# how to make the clip



## jc48375 (Dec 29, 2011)

Hi everyone:

I am trying to make a fountain pens from scratch (almost, sans the nib and feeder).

I have access to lathes and CNC machines and want to make the parts from solid nickel silver / titanium.

My question is for those who make the whole pen from scratch, how do you make the clips? Any suggestion in materials / process etc.

Any input / lead / suggestion is greatly appreciated.

Thanks in advance,

Jimmy


----------



## BRobbins629 (Dec 29, 2011)

I have machined them from silver as well as used lost wax casting.  First design consideration is how you want to attach it.  You can use pins, washer style exposed or hidden.  You can machine 2 parts and solder or make from one piece and bend.  Take a look at the variation in kit pens and see how they attach for ideas.  With your material choice, you will probably need to make them thicker than the kit clips.  Take a look at the pdf file attached to the first post in this thread:

http://www.penturners.org/forum/showthread.php?t=70830

It shows some attachment methods, but there are many others that may better suit your design.  Google Gisi pens.  They use miniature bolts to attach clips to many of their pens.  If you can run or program a CNC, you should be able to come up with some unique designs.  We look forward to seeing them.


----------



## watch_art (Dec 30, 2011)

Here's how the big companies do it - but it's all done by machine.  This would be pretty time consuming to do by hand - but it should work.  And on a custom pen might be pretty cool.




clip by snennewton, on Flickr


----------



## jc48375 (Jan 2, 2012)

Bruce: 

Thanks for the information; What kind of silver did you use to  make the clips? Did you have problems bending it? Is heat treatment  required after bending?

 Will solder be strong enough for prolonged use?
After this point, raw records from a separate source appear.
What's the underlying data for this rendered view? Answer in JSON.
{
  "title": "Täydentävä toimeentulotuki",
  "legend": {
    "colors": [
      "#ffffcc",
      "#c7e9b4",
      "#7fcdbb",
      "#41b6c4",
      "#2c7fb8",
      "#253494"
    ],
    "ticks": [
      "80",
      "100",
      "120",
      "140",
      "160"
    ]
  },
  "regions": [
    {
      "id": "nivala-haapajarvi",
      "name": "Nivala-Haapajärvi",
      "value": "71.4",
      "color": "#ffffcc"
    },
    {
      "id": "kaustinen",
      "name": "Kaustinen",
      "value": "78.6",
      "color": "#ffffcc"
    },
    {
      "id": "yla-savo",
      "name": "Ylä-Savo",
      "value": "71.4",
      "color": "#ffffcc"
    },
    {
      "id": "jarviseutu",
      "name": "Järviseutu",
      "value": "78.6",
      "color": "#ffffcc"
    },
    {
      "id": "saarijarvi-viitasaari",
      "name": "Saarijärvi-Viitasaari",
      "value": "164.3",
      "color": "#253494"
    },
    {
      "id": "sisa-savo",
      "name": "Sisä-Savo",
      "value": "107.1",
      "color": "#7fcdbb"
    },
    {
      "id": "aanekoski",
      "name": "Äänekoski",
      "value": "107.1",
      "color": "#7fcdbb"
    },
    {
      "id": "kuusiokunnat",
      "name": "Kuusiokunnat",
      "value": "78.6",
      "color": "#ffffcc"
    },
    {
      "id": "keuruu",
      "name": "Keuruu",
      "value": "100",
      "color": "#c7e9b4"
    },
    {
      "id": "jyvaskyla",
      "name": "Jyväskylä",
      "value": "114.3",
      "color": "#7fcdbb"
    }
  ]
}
Thanks for the link to the PDF file - I will study it.

cheers,

Jimmy


----------



## jc48375 (Jan 2, 2012)

Watch  Art: 

Also appreciate your input. I have access to CNC mills but have no experience in bending thick materials at 90-degree while retaining "spring-like" property. 

Would you know any specific metal / physical property and if additional heat treatment is necessary? 

thanks again,

Jimmy


----------



## BRobbins629 (Jan 2, 2012)

jc48375 said:


> Bruce:
> 
> Thanks for the information; What kind of silver did you use to  make the clips? Did you have problems bending it? Is heat treatment  required after bending?
> 
> ...


Most of mine are from sterling silver, but fine silver and argentium have also been used.  If I'm going to bend it, I usually anneal it with a torch, but that is not always necessary.  If the clips are on the thin side or feel a little soft, I do anneal after bending and then heat treat for 2 hours at about 600 F to harden.  This last step does make a big difference in how hard the metal is, but is not always necessary - just depends on your preference and how the pen will be used.

If you use silver solder and do it properly, yes it is strong enough.  My only failures have been poor solder joints when I was first learning.


----------



## jc48375 (Jan 3, 2012)

Bruce:

Thanks for the tips on heat treating - I have had no experience in silver soldering so will give the bending a try first.

I want to start out with 1/2 hard Sterling or Argentium - then heat treat it as you have suggested.. 

Any other metal used to make pen parts?

cheers,

jim


----------